If a child is born to a woman under 16 years old, officials will try to match cord blood DNA to men in the state's DNA database. The law is supported by Mississippi Governor Phil Bryant, who believes it's necessary to protect younger women from being victimized by older men. He said that even if the woman consents to sex, too many of them are becoming pregnant against their will.

"It is a tragedy that I think has been accepted over the years where people say the young girl agreed to it so we have to accept it. And that has got to stop," he told Kaiser.

Lawmakers responsible for drafting the legislation believe it will at least deter older men from having sex with younger women.

"It is our hope that we can deter men over the age of 21 from having sex, particularly with girls 16 years and younger, particularly if they know we are going to pursue them," Jim Hood, the state's Democratic attorney general, said.

Republican State Rep. Andy Gipson also helped draft the legislation. He said he wants to help find "who harmed that child," because new mothers often keep the identity of the baby's father secret.

The legislation will prosecute anyone who is more than three years older than the girl, until she is 16 years old, which is the legal age of consent in Mississippi. However, it is still unclear who would prosecute the men if they are located. Even then, prosecutors would have to figure out where the baby was conceived in order to file charges.

Although the legislation has no opposition, the state medical association asked lawmakers to remove a provision that included penalties for doctors who might not abide by the law.

Jamie Holcomb-Bardwell, director of programs for the Women's Fund of Mississippi, believes the legislation's focus is misdirected, saying that few teen pregnancies involve very young girls and much older men.
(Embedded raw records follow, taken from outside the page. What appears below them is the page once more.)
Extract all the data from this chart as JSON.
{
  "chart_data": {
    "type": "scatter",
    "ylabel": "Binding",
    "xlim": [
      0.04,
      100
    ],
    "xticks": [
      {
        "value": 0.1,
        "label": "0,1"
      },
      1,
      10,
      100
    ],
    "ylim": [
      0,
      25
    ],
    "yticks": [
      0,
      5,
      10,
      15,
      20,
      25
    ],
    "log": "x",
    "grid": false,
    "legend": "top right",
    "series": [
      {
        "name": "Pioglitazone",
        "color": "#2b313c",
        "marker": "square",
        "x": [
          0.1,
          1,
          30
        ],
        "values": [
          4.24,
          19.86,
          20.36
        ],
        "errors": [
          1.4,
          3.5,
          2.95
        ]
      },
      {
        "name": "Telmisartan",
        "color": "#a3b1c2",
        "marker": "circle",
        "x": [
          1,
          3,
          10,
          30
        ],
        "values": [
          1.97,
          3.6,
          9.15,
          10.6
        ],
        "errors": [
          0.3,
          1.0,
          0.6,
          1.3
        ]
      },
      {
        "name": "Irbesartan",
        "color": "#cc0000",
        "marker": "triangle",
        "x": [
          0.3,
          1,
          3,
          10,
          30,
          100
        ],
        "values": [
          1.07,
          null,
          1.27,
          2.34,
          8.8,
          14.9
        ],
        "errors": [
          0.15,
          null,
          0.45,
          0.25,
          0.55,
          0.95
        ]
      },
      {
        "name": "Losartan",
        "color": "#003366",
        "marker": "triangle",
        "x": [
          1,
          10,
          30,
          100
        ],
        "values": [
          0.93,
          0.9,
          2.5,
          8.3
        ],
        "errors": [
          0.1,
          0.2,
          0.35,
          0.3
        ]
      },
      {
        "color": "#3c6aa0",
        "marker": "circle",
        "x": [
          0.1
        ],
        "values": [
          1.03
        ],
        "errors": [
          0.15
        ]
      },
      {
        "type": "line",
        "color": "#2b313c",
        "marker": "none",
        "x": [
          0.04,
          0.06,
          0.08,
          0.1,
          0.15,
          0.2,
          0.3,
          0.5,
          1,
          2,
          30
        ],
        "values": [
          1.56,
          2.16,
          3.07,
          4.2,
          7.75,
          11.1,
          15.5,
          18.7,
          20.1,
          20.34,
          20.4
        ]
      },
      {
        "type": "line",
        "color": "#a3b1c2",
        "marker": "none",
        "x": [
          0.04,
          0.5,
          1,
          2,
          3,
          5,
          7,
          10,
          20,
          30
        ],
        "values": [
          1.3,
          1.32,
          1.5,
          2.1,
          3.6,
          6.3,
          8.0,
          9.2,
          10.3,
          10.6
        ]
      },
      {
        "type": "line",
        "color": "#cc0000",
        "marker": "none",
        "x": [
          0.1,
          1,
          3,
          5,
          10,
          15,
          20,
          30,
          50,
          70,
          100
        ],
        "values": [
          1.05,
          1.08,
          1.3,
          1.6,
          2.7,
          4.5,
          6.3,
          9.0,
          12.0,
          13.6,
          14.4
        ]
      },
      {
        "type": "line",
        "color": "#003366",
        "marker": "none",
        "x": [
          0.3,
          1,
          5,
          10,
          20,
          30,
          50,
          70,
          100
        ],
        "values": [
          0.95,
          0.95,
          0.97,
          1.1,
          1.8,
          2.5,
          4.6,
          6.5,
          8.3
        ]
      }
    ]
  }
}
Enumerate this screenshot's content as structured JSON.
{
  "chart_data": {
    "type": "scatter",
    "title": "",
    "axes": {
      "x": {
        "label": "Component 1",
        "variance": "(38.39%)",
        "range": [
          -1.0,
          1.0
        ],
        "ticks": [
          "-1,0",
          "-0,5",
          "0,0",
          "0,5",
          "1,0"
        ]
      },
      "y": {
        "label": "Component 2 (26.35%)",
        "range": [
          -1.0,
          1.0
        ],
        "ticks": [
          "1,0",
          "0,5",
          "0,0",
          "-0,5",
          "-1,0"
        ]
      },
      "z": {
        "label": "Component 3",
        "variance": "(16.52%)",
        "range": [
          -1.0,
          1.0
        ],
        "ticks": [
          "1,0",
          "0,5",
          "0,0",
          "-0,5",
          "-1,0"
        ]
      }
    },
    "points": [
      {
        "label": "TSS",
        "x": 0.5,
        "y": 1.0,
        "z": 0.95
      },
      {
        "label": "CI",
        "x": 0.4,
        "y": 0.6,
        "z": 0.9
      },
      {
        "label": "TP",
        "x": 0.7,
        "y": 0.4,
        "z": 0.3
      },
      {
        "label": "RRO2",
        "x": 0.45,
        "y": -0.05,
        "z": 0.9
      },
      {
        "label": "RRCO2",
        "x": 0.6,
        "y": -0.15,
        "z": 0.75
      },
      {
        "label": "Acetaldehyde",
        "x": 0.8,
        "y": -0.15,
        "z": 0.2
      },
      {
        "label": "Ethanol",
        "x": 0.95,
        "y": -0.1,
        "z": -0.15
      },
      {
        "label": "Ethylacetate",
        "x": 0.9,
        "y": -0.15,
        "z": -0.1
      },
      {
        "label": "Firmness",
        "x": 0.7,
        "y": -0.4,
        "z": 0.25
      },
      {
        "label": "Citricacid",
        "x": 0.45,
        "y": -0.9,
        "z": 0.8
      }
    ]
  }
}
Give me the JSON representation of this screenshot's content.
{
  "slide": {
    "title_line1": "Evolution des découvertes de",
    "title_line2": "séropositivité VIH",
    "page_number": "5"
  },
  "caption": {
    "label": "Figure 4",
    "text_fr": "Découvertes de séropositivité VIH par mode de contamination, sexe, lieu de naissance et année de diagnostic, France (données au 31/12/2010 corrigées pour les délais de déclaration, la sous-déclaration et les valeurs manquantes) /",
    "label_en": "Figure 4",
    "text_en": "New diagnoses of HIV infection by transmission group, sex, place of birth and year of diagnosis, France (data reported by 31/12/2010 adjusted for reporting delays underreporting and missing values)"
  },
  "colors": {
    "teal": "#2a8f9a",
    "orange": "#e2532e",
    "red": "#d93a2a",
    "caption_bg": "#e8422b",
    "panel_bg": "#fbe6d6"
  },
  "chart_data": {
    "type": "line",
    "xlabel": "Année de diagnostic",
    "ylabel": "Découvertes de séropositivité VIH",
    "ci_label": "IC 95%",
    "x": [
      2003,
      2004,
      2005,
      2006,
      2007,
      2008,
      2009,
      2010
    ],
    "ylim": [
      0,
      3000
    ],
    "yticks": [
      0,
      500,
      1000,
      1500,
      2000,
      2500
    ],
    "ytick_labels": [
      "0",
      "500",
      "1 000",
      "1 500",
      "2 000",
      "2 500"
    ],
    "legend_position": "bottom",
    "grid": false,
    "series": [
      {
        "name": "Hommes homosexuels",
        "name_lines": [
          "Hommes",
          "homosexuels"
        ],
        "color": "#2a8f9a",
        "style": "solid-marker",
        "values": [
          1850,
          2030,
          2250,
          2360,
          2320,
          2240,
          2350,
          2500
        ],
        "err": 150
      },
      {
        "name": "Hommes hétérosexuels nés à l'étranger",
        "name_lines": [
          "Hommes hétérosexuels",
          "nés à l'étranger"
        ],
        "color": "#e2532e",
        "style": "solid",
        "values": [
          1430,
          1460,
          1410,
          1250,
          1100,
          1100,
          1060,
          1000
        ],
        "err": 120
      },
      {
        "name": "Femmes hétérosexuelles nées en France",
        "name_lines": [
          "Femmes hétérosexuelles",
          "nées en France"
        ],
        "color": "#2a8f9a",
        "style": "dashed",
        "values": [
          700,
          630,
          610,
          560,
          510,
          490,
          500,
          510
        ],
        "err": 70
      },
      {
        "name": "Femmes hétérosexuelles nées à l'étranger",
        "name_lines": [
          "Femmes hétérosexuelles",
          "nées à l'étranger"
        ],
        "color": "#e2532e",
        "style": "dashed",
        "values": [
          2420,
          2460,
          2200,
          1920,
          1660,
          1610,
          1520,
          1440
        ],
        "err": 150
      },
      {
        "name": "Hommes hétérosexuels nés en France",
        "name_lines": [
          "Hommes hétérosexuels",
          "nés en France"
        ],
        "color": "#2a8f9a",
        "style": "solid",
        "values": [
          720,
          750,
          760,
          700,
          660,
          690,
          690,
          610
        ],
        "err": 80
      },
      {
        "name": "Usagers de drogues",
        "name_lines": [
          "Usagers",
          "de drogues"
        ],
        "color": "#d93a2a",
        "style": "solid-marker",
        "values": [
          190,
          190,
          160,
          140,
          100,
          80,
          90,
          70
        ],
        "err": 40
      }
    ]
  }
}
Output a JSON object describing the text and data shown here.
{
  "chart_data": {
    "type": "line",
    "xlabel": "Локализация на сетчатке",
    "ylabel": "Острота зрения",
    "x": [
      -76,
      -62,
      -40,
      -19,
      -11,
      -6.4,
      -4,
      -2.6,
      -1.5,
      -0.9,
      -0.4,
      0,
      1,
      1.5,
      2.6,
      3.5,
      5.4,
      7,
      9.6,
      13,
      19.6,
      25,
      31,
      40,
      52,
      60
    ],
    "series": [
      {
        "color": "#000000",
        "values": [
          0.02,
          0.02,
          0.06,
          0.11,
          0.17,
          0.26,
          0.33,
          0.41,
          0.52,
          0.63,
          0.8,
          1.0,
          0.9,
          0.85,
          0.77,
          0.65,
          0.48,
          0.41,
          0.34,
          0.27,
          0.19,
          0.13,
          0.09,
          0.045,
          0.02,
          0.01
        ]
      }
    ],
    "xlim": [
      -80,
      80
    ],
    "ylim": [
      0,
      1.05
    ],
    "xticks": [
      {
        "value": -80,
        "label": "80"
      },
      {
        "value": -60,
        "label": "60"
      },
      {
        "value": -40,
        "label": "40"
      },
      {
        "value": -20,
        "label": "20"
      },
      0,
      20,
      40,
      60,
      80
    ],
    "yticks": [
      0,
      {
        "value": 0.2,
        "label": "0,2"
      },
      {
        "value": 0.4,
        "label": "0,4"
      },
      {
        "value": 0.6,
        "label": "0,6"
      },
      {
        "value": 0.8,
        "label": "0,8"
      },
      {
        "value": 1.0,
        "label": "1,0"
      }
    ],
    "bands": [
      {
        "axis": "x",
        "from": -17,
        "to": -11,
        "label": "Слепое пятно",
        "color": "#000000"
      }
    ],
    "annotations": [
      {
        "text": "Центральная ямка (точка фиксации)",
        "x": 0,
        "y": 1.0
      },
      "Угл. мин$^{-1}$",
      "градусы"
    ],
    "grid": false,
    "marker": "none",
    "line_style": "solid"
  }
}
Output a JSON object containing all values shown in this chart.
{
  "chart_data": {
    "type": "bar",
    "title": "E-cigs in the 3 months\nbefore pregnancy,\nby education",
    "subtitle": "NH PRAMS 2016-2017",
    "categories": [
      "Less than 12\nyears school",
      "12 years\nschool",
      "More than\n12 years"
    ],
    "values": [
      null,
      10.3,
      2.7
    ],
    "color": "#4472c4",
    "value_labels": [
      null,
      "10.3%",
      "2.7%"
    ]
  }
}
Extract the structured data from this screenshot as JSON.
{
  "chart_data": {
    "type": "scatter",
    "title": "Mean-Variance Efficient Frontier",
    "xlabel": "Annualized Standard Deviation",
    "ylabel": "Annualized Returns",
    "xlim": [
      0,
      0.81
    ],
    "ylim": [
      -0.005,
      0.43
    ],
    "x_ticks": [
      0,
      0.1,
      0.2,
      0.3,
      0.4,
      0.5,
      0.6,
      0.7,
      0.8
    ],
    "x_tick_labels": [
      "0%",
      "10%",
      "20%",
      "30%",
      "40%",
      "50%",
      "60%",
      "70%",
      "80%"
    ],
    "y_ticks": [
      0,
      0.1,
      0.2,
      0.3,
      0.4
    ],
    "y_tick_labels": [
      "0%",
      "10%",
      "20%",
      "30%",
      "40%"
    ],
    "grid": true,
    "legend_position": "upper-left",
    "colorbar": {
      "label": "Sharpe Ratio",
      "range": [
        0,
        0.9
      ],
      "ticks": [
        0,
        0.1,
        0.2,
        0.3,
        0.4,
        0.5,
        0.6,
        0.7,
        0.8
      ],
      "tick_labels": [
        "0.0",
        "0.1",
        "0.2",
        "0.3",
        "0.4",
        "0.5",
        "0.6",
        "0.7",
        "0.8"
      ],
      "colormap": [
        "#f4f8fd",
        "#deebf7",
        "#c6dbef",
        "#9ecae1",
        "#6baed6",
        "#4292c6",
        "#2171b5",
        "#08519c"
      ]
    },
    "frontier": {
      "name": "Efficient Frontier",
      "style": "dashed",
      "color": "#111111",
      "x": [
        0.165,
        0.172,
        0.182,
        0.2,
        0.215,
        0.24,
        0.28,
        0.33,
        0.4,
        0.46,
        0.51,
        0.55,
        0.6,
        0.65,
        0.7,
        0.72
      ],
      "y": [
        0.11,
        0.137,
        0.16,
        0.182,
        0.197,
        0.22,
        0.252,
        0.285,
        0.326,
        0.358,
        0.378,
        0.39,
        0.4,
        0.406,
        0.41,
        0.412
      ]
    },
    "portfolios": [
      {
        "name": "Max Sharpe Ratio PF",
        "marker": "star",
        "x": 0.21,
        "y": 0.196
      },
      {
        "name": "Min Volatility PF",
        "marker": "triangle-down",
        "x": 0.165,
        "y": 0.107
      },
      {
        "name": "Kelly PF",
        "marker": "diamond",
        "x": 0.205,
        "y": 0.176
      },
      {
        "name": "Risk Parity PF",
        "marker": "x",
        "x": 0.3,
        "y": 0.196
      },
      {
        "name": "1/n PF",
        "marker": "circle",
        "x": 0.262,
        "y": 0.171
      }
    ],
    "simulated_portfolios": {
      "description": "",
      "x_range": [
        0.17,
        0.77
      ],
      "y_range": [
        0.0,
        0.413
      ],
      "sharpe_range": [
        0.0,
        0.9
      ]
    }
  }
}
"It is a lot easier for politicians to talk about protecting young women than it is for them to talk about adequate sex education, access to contraception, looking at multi-generational poverty, making sure we have an adequately funded education system," she said. "All of these things have been shown to decrease the teen pregnancy rate."

Mississippi's teen birth rate has already dropped to a near 40 year low, as with rest of the country's teen pregnancy rates. However it is still 60 percent above the national average. Of the 6,100 births in 2012, 111 babies were born to mothers under 15 years old.